I have been in Caye Caulker for 3 months now and I had the opportunity to encounter numerous amazing creatures already. From the quiet nurse sharks, the curious stingrays, the shy turtles or even playful dolphins, every animal has its own behaviour and reacts differently to human presence. It is always a challenge to approach them without disturbing them and to gain their trust while observing them quietly. Some animals will just leave as soon as they see a human, while others will keep an eye on you and keep a safe distance, ready to leave. The most important rule while approaching them is to respect their behaviour and not try to chase them when they decide to leave.

The tourism industry here in Caye Caulker is particularly aware of these potential problems and most tour guides will keep an eye on their tourists to make sure they respect the animals. This is why some creatures of the reef are now used to human presence and will sometimes almost forget they aren’t alone and come really close to people. This can be the case with turtles who will continue grazing on seagrass or come up to the surface and breath right next to you without any stress or fear. Of course, staying quiet and proceeding slowly is always required to maintain the trust of the animal you are observing.
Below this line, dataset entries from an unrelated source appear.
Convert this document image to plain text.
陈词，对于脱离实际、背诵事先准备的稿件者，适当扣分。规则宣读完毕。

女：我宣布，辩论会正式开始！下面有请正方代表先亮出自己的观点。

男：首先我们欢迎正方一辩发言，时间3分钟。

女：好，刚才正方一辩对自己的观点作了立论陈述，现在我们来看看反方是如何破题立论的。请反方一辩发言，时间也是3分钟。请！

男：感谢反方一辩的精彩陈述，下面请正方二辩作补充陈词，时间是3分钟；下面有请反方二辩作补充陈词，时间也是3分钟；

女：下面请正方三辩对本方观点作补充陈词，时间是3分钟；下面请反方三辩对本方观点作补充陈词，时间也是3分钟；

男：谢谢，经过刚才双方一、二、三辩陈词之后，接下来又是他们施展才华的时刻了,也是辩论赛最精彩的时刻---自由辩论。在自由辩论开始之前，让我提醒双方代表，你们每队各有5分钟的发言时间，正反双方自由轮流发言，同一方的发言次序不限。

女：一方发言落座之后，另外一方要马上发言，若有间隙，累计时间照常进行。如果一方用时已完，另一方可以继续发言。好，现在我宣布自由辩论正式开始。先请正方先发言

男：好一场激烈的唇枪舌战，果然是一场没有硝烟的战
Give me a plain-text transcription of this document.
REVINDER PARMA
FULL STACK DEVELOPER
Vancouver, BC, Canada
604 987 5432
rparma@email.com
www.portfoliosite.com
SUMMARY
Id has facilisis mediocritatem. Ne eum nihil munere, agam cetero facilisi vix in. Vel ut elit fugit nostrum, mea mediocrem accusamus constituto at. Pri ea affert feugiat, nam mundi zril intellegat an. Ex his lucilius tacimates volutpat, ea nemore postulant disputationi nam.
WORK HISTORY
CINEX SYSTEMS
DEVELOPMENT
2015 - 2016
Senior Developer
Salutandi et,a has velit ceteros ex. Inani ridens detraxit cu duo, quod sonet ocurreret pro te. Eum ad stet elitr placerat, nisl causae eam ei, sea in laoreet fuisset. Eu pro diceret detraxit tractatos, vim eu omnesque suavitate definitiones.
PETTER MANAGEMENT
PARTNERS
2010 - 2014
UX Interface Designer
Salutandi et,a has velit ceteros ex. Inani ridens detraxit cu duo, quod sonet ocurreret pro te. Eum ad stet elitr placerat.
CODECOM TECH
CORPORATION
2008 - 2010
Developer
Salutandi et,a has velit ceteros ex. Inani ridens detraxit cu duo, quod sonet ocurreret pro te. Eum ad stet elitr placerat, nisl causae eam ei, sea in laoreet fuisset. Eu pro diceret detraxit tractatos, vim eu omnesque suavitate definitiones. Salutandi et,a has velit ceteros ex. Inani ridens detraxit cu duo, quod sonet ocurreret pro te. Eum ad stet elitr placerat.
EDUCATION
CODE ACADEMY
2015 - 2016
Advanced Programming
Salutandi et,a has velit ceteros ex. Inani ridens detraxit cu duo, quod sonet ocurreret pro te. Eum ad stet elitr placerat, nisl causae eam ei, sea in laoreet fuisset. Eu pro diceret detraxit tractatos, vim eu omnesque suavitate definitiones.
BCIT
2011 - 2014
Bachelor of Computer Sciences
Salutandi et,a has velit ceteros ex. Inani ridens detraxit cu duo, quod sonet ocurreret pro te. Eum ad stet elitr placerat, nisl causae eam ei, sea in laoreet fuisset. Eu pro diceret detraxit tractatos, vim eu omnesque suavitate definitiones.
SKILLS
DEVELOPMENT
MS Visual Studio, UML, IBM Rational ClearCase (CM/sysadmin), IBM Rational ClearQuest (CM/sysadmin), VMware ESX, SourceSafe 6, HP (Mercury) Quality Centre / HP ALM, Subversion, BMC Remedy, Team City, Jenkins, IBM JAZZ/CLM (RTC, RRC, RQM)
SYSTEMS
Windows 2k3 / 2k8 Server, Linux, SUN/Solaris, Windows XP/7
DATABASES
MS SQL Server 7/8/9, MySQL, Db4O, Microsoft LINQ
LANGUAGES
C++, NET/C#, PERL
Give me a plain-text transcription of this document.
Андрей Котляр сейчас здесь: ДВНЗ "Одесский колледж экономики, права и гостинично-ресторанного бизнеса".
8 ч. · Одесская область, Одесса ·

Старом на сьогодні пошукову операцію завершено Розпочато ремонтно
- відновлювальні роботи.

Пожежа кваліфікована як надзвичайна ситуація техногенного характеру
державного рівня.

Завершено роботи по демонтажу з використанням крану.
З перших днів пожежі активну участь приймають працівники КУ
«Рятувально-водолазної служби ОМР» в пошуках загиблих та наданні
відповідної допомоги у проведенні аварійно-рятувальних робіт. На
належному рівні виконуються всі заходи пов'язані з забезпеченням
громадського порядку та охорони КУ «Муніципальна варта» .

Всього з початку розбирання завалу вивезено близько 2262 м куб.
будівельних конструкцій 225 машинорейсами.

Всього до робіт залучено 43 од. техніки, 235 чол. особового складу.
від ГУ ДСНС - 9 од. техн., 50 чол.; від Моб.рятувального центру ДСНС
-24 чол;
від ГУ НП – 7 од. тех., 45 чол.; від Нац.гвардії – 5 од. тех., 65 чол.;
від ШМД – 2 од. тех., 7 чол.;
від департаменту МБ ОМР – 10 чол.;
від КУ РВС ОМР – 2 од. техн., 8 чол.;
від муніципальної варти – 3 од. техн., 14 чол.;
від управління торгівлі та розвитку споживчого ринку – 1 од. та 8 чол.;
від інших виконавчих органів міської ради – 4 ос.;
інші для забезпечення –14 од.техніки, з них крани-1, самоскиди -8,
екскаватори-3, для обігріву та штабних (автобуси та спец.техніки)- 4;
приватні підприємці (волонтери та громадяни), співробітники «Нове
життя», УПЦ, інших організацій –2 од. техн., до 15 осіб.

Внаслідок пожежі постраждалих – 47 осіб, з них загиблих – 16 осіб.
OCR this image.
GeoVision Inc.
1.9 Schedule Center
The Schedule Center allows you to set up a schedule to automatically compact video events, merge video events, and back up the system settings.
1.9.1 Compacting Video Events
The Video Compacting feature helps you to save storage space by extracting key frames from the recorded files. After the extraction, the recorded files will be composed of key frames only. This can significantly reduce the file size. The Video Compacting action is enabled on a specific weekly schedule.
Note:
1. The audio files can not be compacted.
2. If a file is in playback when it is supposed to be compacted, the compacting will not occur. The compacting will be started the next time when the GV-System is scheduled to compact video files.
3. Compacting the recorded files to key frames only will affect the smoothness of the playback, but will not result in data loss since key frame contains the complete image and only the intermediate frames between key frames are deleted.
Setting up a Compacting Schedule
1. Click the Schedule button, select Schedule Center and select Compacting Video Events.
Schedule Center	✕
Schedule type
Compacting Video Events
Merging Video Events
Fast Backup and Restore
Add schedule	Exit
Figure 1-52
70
Last weekend, I finally had the chance to encounter manatees on the reef. This is a very rare opportunity and Belize is one of the only places where manatees don’t mind people being around them. As I was slowly swimming toward one of them, I realised how big they actually are and I understood why they are sometimes called “sea cows”. Of course, when a manatee is spotted on the reef all the boats come and send their tourists in the water to observe it. I was surprised to see that every tourist and tour guide in the water were really respectful and keeping a safe distance with the animal who was just resting quietly on the bottom, sometimes coming up to breath in the middle of the tourists. Each group of tourists only stayed a few minutes observing the animal and then left them in peace, which is the good attitude to have around them. This was also our case as we left the manatees alone to conduct a survey dive on the reef.

As I was staying on the boat waiting on our group of divers to conduct the survey, every tourist boat left the reef and we were left alone on the reef. I was keeping an eye on the manatees and noticed that they were still at the same place coming up to breath every now and then. After a while, I decided to get back in the water alone to check on them and take some pictures. I stayed around them, still, not making any fast movement and I was surprised to notice that they were very curious about my presence, sometimes coming very close with their little eyes to check on me. I even had the chance to see some courting behaviour between two of them, as they were slowly moving around me. One of them was also scratching his back on a lobe coral, apparently unaware of the ‘no touching’ rule on the reef. Those gentle giants really made a big impression on me as they behave so differently to any other marine animals. I am looking forward to seeing them again as manatee season is starting soon and to train new volunteers for the manatee conservation programme in the coming month.